I bought a pretty powder blue variety and he developed ich after a few days. Despite treatment the ich seemed to just get worse and he appeared to also develop a bacterial infection. I've steered clear of them since but I do keep honey gouramis. No health problems with these guys.
Just want to keep this bumped up, so we continue to get votes. I really appreciate all of the input.
It seems like there may be a real niche for small breeders in US to start producing healthy dwarf gourami. I know I would pay the extra and the shipping if I could get some that I knew came from healthy, US bred stock...
Just transferred one red coral gouramie to my 36g after a month in QT he did great now have 2 gold gouramie and another red coral gouramie in QT waiting to transfer to 36g won't be for another few weeks though. But they seem pretty hardy .
My two dwarfs just passed the year mark and are doing well. They were actually super shy for the first month or so but that's because I have a large blue male Gourami that rules the tank. Overall I'm really happy with mine.
I have a petsmart one I've only had about a week, but he's been colored-up, swims front and center, interacts with all the other fish constantly, and eats fine? Looks better then most photos I ever see of them, not a spot or mark on the guy. The petsmart near me keeps everything clean, has pretty good 'fish staff'(I always hear them deter bad decisions of shoppers and explain cycling).
I just picked him by lightly flashing my hand in front of the tank and got the one who came up to the glass. Water parameters are perfect and I already keep 1tbs/5gal salt in there. @78 degrees. I guess we'll see what happens??.
I'll get a pic of him tomorrow, its not hard with him coming right up to the glass when I stick my head near it.
Many years ago, when all I worried about was water temp and Ph, I had a 55 community tank, very heavily planted and with U/G filters. The pair of dwarf gouramis I had were great, always active and perky. Every few months the male would shred some wisteria and make a bubble nest, then his colors would get dramatically more vibrant and he would coax the female to the nest and wrap himself around her sqeezing her eggs out and fertilizing them at the same time. He would then chase her away and pick the eggs up one by one and blow them into the nest.

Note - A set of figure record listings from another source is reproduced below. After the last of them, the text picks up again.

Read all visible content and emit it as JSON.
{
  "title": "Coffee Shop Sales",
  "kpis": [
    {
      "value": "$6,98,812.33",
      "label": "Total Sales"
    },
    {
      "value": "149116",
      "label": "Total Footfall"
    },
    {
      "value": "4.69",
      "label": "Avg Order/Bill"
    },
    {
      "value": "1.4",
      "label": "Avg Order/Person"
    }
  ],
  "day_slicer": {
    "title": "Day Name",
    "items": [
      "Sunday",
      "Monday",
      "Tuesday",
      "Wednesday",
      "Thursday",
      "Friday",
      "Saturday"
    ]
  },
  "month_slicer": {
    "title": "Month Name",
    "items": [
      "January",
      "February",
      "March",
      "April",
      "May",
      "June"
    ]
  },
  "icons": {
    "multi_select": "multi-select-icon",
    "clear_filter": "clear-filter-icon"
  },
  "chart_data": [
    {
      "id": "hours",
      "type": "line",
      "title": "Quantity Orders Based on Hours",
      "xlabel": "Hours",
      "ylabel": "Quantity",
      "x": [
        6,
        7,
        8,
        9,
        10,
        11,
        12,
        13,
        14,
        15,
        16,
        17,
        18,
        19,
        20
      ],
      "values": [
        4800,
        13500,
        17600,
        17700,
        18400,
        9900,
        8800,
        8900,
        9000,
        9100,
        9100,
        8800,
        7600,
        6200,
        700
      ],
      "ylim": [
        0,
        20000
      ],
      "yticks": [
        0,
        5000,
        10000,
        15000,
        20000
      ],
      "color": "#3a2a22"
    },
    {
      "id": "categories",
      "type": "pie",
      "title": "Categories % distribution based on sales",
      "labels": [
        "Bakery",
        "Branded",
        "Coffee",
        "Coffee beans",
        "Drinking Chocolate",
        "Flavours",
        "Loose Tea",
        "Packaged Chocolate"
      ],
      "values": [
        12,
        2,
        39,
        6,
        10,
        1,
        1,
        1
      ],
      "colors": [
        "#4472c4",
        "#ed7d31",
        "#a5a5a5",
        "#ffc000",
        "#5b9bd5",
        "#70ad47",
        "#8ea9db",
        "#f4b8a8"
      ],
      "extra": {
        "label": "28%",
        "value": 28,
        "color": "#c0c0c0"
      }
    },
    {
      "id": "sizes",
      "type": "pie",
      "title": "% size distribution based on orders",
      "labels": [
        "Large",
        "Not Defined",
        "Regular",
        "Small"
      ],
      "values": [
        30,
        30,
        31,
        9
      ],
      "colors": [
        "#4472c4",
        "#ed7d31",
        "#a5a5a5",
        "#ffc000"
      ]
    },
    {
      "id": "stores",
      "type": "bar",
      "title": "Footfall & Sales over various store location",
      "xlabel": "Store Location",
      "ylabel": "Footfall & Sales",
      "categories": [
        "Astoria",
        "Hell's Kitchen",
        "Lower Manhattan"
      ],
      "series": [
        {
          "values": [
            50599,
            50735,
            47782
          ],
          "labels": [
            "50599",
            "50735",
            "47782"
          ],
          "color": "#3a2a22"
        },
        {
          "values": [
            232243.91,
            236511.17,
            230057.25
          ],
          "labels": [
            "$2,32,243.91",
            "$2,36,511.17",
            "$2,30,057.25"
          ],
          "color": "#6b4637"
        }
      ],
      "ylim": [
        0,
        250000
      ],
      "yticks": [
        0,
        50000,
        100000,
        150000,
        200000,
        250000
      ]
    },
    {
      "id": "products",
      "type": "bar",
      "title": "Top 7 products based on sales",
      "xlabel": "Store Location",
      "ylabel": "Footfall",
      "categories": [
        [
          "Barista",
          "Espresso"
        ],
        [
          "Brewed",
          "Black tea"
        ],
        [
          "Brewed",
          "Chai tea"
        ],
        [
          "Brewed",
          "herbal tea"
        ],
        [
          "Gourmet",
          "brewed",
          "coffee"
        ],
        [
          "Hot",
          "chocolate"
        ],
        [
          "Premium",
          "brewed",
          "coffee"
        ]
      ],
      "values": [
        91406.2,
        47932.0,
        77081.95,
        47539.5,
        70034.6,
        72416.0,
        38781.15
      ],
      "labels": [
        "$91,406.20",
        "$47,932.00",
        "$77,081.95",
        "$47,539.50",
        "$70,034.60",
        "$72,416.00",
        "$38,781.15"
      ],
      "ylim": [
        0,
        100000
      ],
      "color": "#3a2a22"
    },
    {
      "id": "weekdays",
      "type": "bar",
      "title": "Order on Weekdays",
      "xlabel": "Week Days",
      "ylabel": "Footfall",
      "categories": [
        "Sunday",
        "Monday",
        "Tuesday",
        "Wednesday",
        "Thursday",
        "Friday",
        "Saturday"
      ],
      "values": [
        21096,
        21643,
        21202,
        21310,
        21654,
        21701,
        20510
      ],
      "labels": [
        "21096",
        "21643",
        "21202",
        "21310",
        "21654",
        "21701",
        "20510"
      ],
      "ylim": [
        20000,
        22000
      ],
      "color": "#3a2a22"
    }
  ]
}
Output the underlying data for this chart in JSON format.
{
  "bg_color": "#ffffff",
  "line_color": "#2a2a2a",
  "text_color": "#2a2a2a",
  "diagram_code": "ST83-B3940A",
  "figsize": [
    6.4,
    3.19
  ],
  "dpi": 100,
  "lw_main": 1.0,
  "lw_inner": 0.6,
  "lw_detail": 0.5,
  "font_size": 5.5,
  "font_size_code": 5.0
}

This cycle of bringing the female to the nest and breeding would be repeated three or four times then it would be necessary to remove the female as he would get too aggressive. He would stay at the nest maintaining it and replacing any eggs that fell out. When the fry hatched he would keep blowing them back into the nest until such a time they were free swimming then he would start eating them. I'd remove the nest and fry and raise the littl'uns in a shallow bowl.
My experience with dwarf gouramis has been excellent and I will be adding a breeding pair to my next tank...cycling as we speak....
By the way, the tank temp was 78 and ph about 6.8, water was a mellow color from tannin. Kept that pair for about three years until the heater stuck full on, boiled everything and cracked the bottom out of the tank...my wife never quite recovered from that as I was working in Japan at the time!!!!!!!!